Out_Of_The_Closet

Dominik Unter

„'Und diese Gfraster schauen alle zu'", so zu lesen im Artikel „'Verschissenes Land': Alfons Haider über Österreich", erschienen am 15.01.2010 auf DiePresse.com.
Ja, sie schauen alle zu.
Wir leben in einer Gesellschaft, in der sich der Einzelne zumeist der Mehrheit anschließt. Durchschnittsmenschen, von denen Durchschnittliches erwartet wird. Eine Masse von Gleichen, wer sich individualisiert, hat schon verloren.
Alfons Haiders Aussagen zum Thema Fokus der Gesellschaft haben natürlich das Gemüt der Masse erzürnt. Doch mit ihm gibt es noch ein paar andere wache Augen, die hinter die frivole Fassade unseres schönen Landes blicken. Es bedarf nur des Mutes, sich öffentlich dazu zu äußern, und den hat Alfons Haider mit seinem Auftritt definitiv erbracht.
Alfons Haider ist aus dem Schrank. Doch das englische Sprichwort to come out of the closet (zu Deutsch: „etwas bekennen", z.B. Homosexualität) sollte eher Hoffnung auf eine verständnis- und toleranzgeschwängerte Eingliederung in eine moderne Gesellschaft erwecken, und nicht Angst, für seinen Mut vom Volk geächtet zu werden.
Ja, wir schauten alle zu. Der „Skandal", als Alfons Haider bekannt gab, bei Dancing Stars mit einem Mann tanzen zu wollen, gab uns Grund genug,uns von den sozialen Missständen in Österreich abzuwenden.
Kleine Scharmützel mit mutigen Männern auszufechten, anstatt den großen Problemen wie Gewalt in der Familie die Stirn zu bieten.
Die Volksapathie lässt sich heutzutage nur noch durch klare Provokation durchbrechen. Doch sobald der Österreicher wachgerüttelt ist, schimpft er los. Keine Zeit wird verschwendet, um über die Sinnhaftigkeit nachzudenken. Was fremd ist, wird bekämpft. Doch das müsste heißen, dass häusliche Gewalt und der unmenschliche Umgang mit Asylwerbern, wie ihn Haider in der Satiresendung Willkommen Österreich beklagte, inzwischen Alltag sind, normal und nicht die Mühe wert, sich sonderlich damit auseinander zu setzen.
Ist das unser Österreich? Heimat großer Töchter, Söhne? Oder ist dies das Ergebnis von jahrzehntelangem Totschweigen und Wegsehen? Große Söhne und Töchter haben die zweite Republik, unser Österreich, erbaut. Doch der kleine Bürger von heute untergräbt mit allen anderen kleinen Bürgern den Ruf unseres Landes. Es ist schon einmal von Vorteil, ausländisches Nachrichtenmaterial zu verfolgen.

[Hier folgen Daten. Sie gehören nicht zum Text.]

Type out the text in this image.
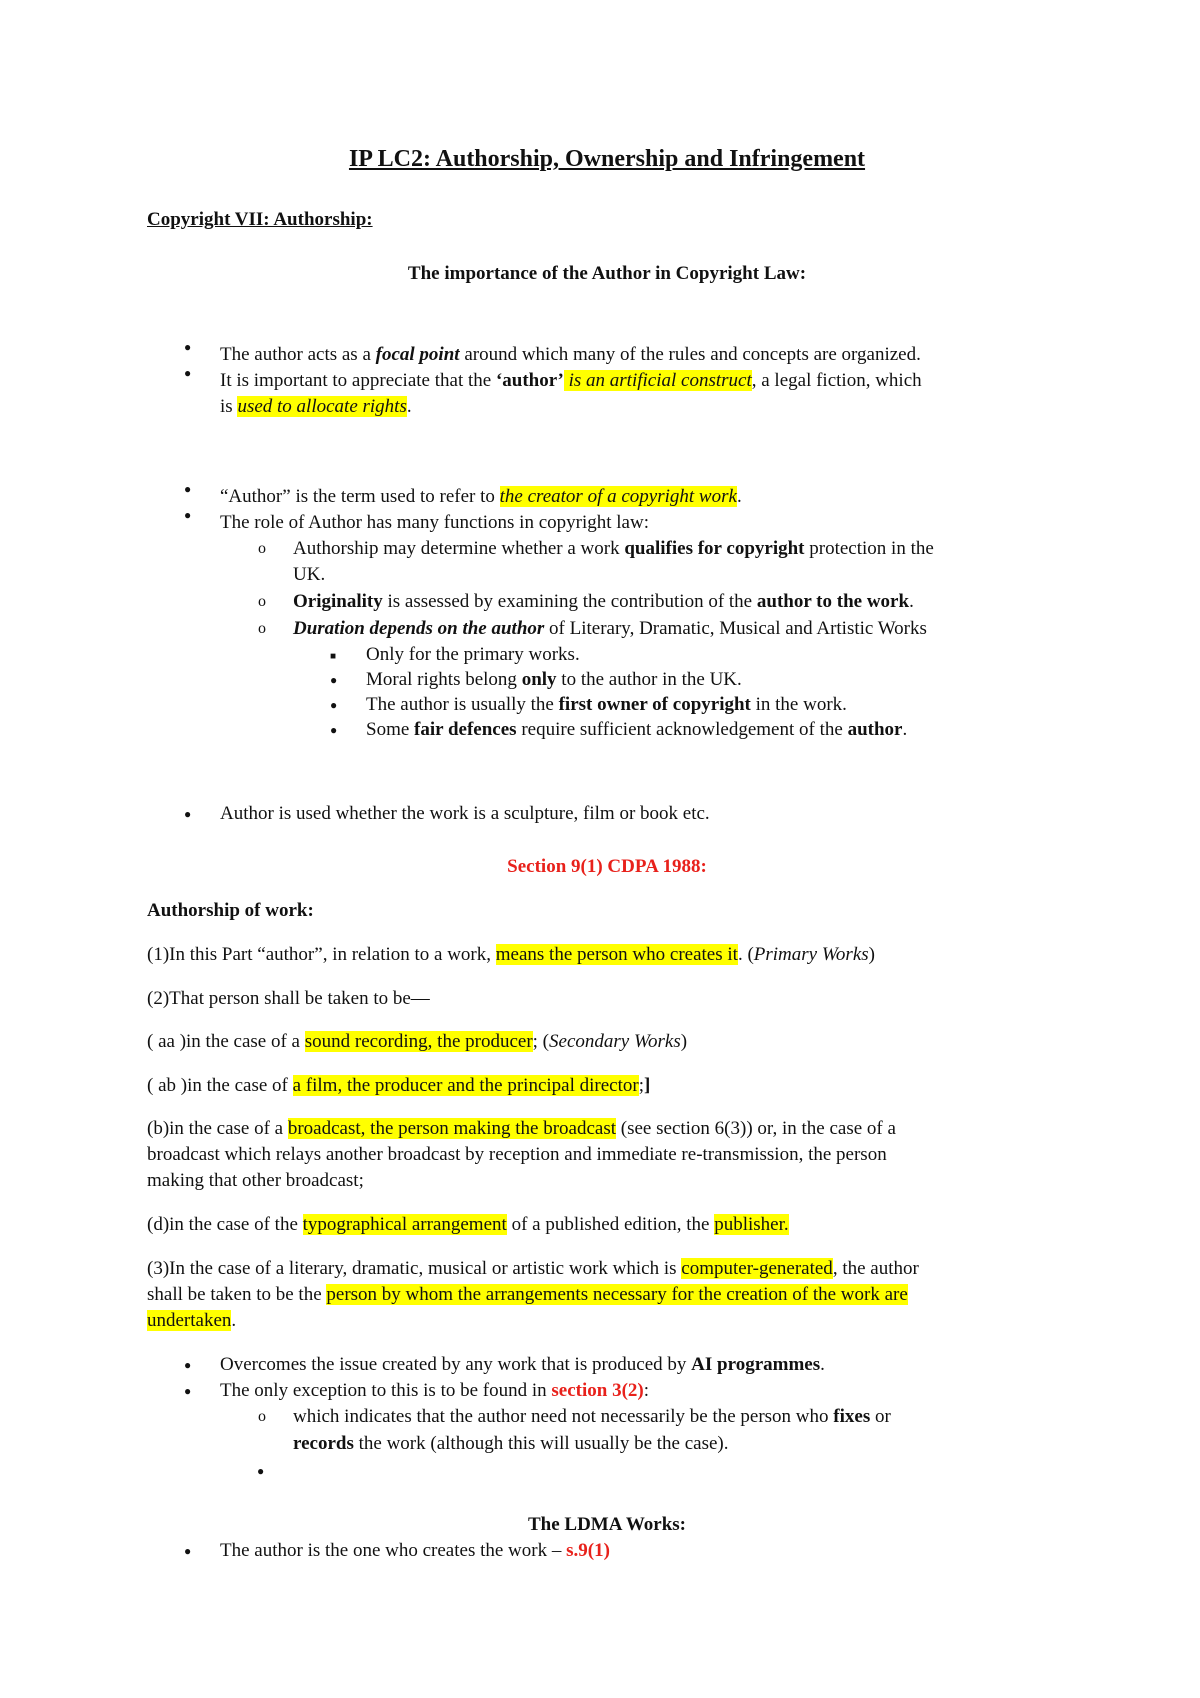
IP LC2: Authorship, Ownership and Infringement
Copyright VII: Authorship:
The importance of the Author in Copyright Law:
● The author acts as a focal point around which many of the rules and concepts are organized.
● It is important to appreciate that the ‘author’ is an artificial construct, a legal fiction, which
is used to allocate rights.
● “Author” is the term used to refer to the creator of a copyright work.
● The role of Author has many functions in copyright law:
o Authorship may determine whether a work qualifies for copyright protection in the
UK.
o Originality is assessed by examining the contribution of the author to the work.
o Duration depends on the author of Literary, Dramatic, Musical and Artistic Works
■ Only for the primary works.
● Moral rights belong only to the author in the UK.
● The author is usually the first owner of copyright in the work.
● Some fair defences require sufficient acknowledgement of the author.
● Author is used whether the work is a sculpture, film or book etc.
Section 9(1) CDPA 1988:
Authorship of work:
(1)In this Part “author”, in relation to a work, means the person who creates it. (Primary Works)
(2)That person shall be taken to be—
( aa )in the case of a sound recording, the producer; (Secondary Works)
( ab )in the case of a film, the producer and the principal director;]
(b)in the case of a broadcast, the person making the broadcast (see section 6(3)) or, in the case of a
broadcast which relays another broadcast by reception and immediate re-transmission, the person
making that other broadcast;
(d)in the case of the typographical arrangement of a published edition, the publisher.
(3)In the case of a literary, dramatic, musical or artistic work which is computer-generated, the author
shall be taken to be the person by whom the arrangements necessary for the creation of the work are
undertaken.
● Overcomes the issue created by any work that is produced by AI programmes.
● The only exception to this is to be found in section 3(2):
o which indicates that the author need not necessarily be the person who fixes or
records the work (although this will usually be the case).
●
The LDMA Works:
● The author is the one who creates the work – s.9(1)
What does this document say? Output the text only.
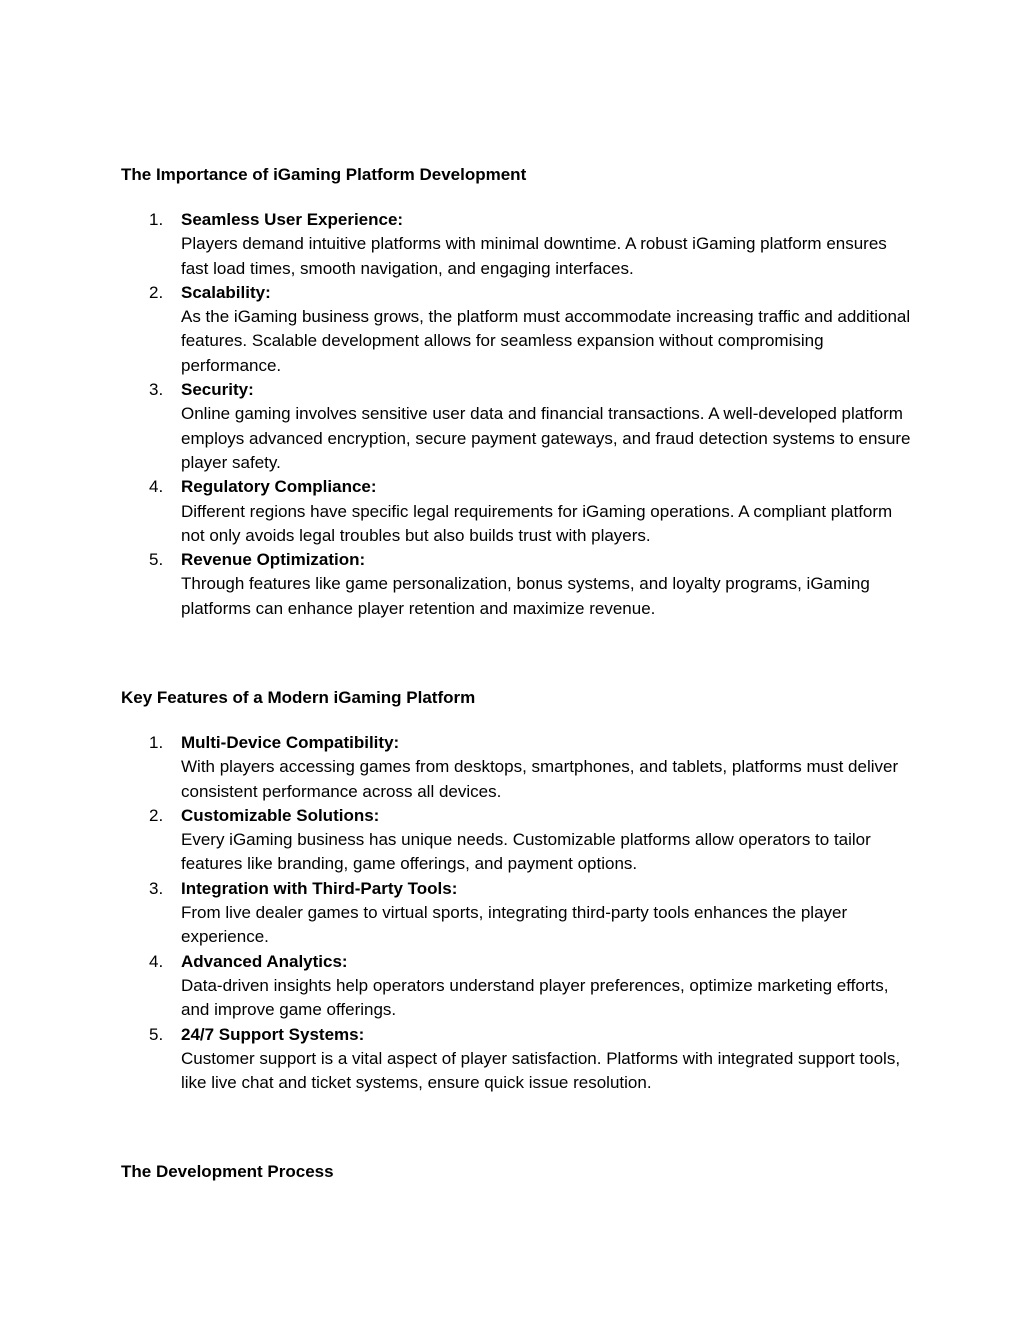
The Importance of iGaming Platform Development
1. Seamless User Experience:
Players demand intuitive platforms with minimal downtime. A robust iGaming platform ensures fast load times, smooth navigation, and engaging interfaces.
2. Scalability:
As the iGaming business grows, the platform must accommodate increasing traffic and additional features. Scalable development allows for seamless expansion without compromising performance.
3. Security:
Online gaming involves sensitive user data and financial transactions. A well-developed platform employs advanced encryption, secure payment gateways, and fraud detection systems to ensure player safety.
4. Regulatory Compliance:
Different regions have specific legal requirements for iGaming operations. A compliant platform not only avoids legal troubles but also builds trust with players.
5. Revenue Optimization:
Through features like game personalization, bonus systems, and loyalty programs, iGaming platforms can enhance player retention and maximize revenue.
Key Features of a Modern iGaming Platform
1. Multi-Device Compatibility:
With players accessing games from desktops, smartphones, and tablets, platforms must deliver consistent performance across all devices.
2. Customizable Solutions:
Every iGaming business has unique needs. Customizable platforms allow operators to tailor features like branding, game offerings, and payment options.
3. Integration with Third-Party Tools:
From live dealer games to virtual sports, integrating third-party tools enhances the player experience.
4. Advanced Analytics:
Data-driven insights help operators understand player preferences, optimize marketing efforts, and improve game offerings.
5. 24/7 Support Systems:
Customer support is a vital aspect of player satisfaction. Platforms with integrated support tools, like live chat and ticket systems, ensure quick issue resolution.
The Development Process
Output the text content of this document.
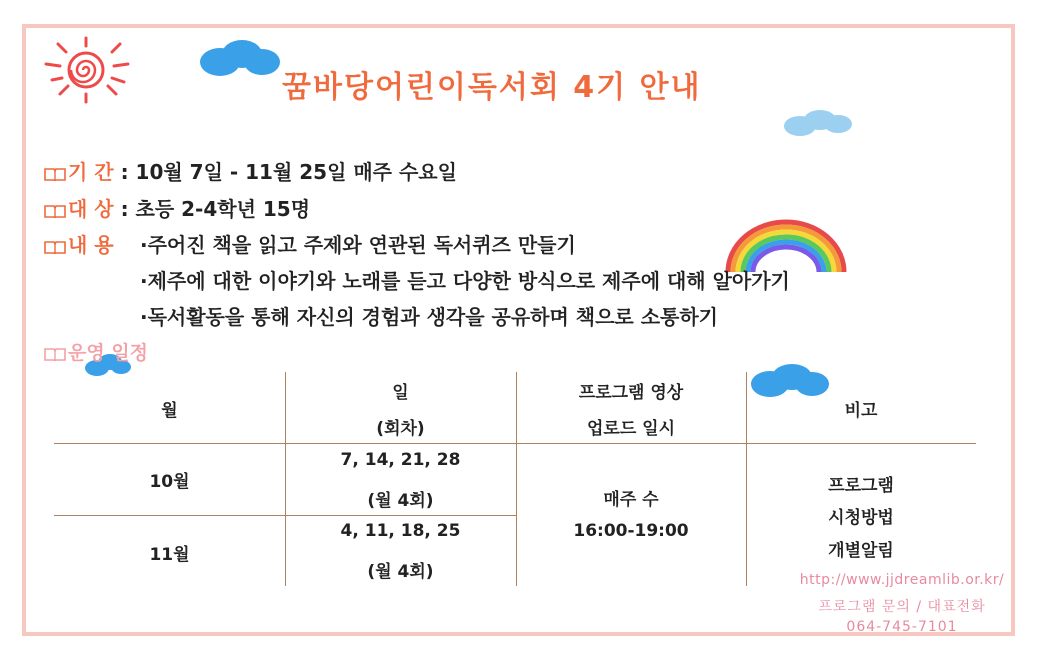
꿈바당어린이독서회 4기 안내
기 간 : 10월 7일 - 11월 25일 매주 수요일
대 상 : 초등 2-4학년 15명
내 용 ·주어진 책을 읽고 주제와 연관된 독서퀴즈 만들기
·제주에 대한 이야기와 노래를 듣고 다양한 방식으로 제주에 대해 알아가기
·독서활동을 통해 자신의 경험과 생각을 공유하며 책으로 소통하기
운영 일정
월
일
(회차)
프로그램 영상
업로드 일시
비고
10월
7, 14, 21, 28
(월 4회)
11월
4, 11, 18, 25
(월 4회)
매주 수
16:00-19:00
프로그램
시청방법
개별알림
http://www.jjdreamlib.or.kr/
프로그램 문의 / 대표전화
064-745-7101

Als die Tragödie der Familie Fritzl bekannt wurde, waren die Medien (beinahe) weltweit voll mit Berichten über den Täter und das Martyrium der Opfer. Internationale Resonanz auf ein so grauenhaftes Verbrechen gegen die Menschenwürde. Heute spricht in Österreich keiner mehr darüber. Schnee von gestern. Kann ja mal passieren. Es konnte doch keiner wissen. Aber jetzt wissen wir alle, dass Kindesmissbrauch und Gewalt in Familien keine Horrorgeschichten sind, sondern grausame Realität.
Und was macht die Gesellschaft? Sie sieht zu. Nebenbei unterdrückt sie einen Mann, der ihr den Spiegel vorhält und trotzdem seine Liebe zu dem Land, das ihn im Stich lässt, beteuert. Es ist an der Zeit, dass der Volkscharakter renoviert wird. Die Mauern des Totschweigens abzureißen, das wird schwer, doch Alfons Haider hat mit seinem Statement schon einen bedeutenden Schritt getan.
Und wer weiß, vielleicht kommen wir bald alle out of the closet, aus dem Schrank des Wegsehens.